Kolluk zorla getirme yetkisini, “görevin ifası” adlı hukuka uygunluk sebebi kapsamında yasal emrin yerine getirilmesi olarak kullanacaktır. Ancak temel olan, adı her ne kadar “zorla getirme” olsa da, bu karar ve emre direnmeyen kişiye kuvvet kullanılmaması, hatta zorla getirmenin gereğini yapacağını söyleyen kişinin özgürlüğünü kısıtlamamasıdır. Kolluk, belki şüpheli veya sanığın zorla getirilmesinde daha dikkatli ve sıkı tedbirler almak suretiyle hareket edebilir. Esasında kanun koyucu, bu konuda şüpheli veya sanık ile diğer kişiler arasında bir fark gözetmemiş ve kolluğa, CMK m.146/4-7’de adli makam önüne çıkarmak için gerekli yol süresi hariç 24 saate kadar süre ile zorla getirilecek olan kişinin özgürlüğünü kısıtlama yetkisini tanımıştır. Elbette bu yetki keyfi kullanılamaz. Zorunlu olmadığı takdirde, zorla getirilmesine karar verilen kişinin derhal, yani bekletilmeksizin adli makama götürülmesi gerekir.
Ayrıca belirtmeliyiz ki, hakkında zorla getirme kararı verilen kişiye kelepçe takılması mümkün değildir. “Yakalanan ve tutuklanan kişilerin nakli” başlıklı CMK m.93’e göre, “Yakalanan veya tutuklanarak bir yerden diğer bir yere nakledilen kişilere, kaçacaklarına ya da kendisi veya başkalarının hayat ve beden bütünlükleri bakımından tehlike arz ettiğine ilişkin belirtilerin varlığı hallerinde kelepçe takılabilir”. Bu maddeye göre güvenlik amacıyla kelepçe, ancak “yakalanan” veya “tutuklanan” sıfatlarını haiz kişilere takılabilmektedir. “Zorla getirilen” kişiye bu sıfatlardan birisi uymadığından, kelepçe takılamayacaktır. Kanaatimizce, zorla getirilecek kişinin direnç göstermesi, cebir ve şiddete başvurması, kendisine zarar vermeye çalışması ya da kaçmaya teşebbüs etmesi hallerinde kolluk, tüm bu olumsuzları önlemeye yeterli olacak derecede kelepçe takmak dahil her türlü makul tedbire başvurabilmelidir. Çünkü kolluğun can ve mal güvenliğini gözetip sağlaması, aynı zamanda “meşru savunma” adlı hukuka uygunluk sebebi olarak kabul edilmektedir. Elbette bu tür yöntemler istisnai olup, somut olayın özellikleri zorunlu kıldığı takdirde uygulanabilecektir.

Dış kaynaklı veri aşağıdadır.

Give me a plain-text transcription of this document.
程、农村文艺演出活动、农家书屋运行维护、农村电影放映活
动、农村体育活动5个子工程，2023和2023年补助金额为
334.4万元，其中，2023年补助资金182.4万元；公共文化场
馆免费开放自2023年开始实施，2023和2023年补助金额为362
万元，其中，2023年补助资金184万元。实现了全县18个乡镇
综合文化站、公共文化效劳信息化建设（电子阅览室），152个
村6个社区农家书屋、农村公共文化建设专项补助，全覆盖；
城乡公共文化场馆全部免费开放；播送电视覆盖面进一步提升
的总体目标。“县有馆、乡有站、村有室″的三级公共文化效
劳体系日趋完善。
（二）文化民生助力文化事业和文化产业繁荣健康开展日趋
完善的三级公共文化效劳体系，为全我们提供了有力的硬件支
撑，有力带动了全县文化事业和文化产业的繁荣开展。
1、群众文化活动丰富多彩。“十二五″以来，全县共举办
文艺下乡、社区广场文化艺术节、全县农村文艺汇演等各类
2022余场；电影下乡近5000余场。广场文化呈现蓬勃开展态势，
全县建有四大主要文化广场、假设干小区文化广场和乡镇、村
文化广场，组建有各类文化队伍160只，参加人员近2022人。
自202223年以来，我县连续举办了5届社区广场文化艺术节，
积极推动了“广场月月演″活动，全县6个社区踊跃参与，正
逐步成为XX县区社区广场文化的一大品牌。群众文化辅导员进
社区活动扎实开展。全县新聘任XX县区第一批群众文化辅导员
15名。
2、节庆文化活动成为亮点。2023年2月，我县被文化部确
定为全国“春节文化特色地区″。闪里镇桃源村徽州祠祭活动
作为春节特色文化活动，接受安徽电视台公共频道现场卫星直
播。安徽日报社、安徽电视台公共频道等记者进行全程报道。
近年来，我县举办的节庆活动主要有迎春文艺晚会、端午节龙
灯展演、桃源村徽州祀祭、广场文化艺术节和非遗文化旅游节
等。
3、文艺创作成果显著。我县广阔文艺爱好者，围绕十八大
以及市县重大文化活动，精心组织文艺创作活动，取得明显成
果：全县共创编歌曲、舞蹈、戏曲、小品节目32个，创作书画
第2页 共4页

Kaldı ki, hukuka uygun emri ifa etmeye çalışan kolluğa karşı hukuka aykırı direnç gösterildiğinde, TCK m.265’de tanımlanan görevi yaptırmamak için direnme suçu oluşacak ve bu durumda kolluk zaten, CMK m.90’da yer alan yakalama yetkisini kullanabilecektir.
Son olarak belirtmeliyiz ki, yakalanan şüpheli veya sanığa kanuni hakları CMK m.91/4 uyarınca yakalandığı bildirildiği halde, adli makamın önüne zorla getirilen şüpheli veya sanığa kanuni hakları CMK m.147 gereğince ifade alma veya sorguya çekmenin hemen başlangıcında bildirilir. Ancak zorla getirmede de, hakkında zorla getirme kararı verilen kişiye neden zorla götürüleceğine dair kararın bir örneğinin verilmesi ve neden bu tedbire muhatap olduğunun da kendisine kısaca bildirilmesi gerekir (CMK m.43/1 ve 146/3).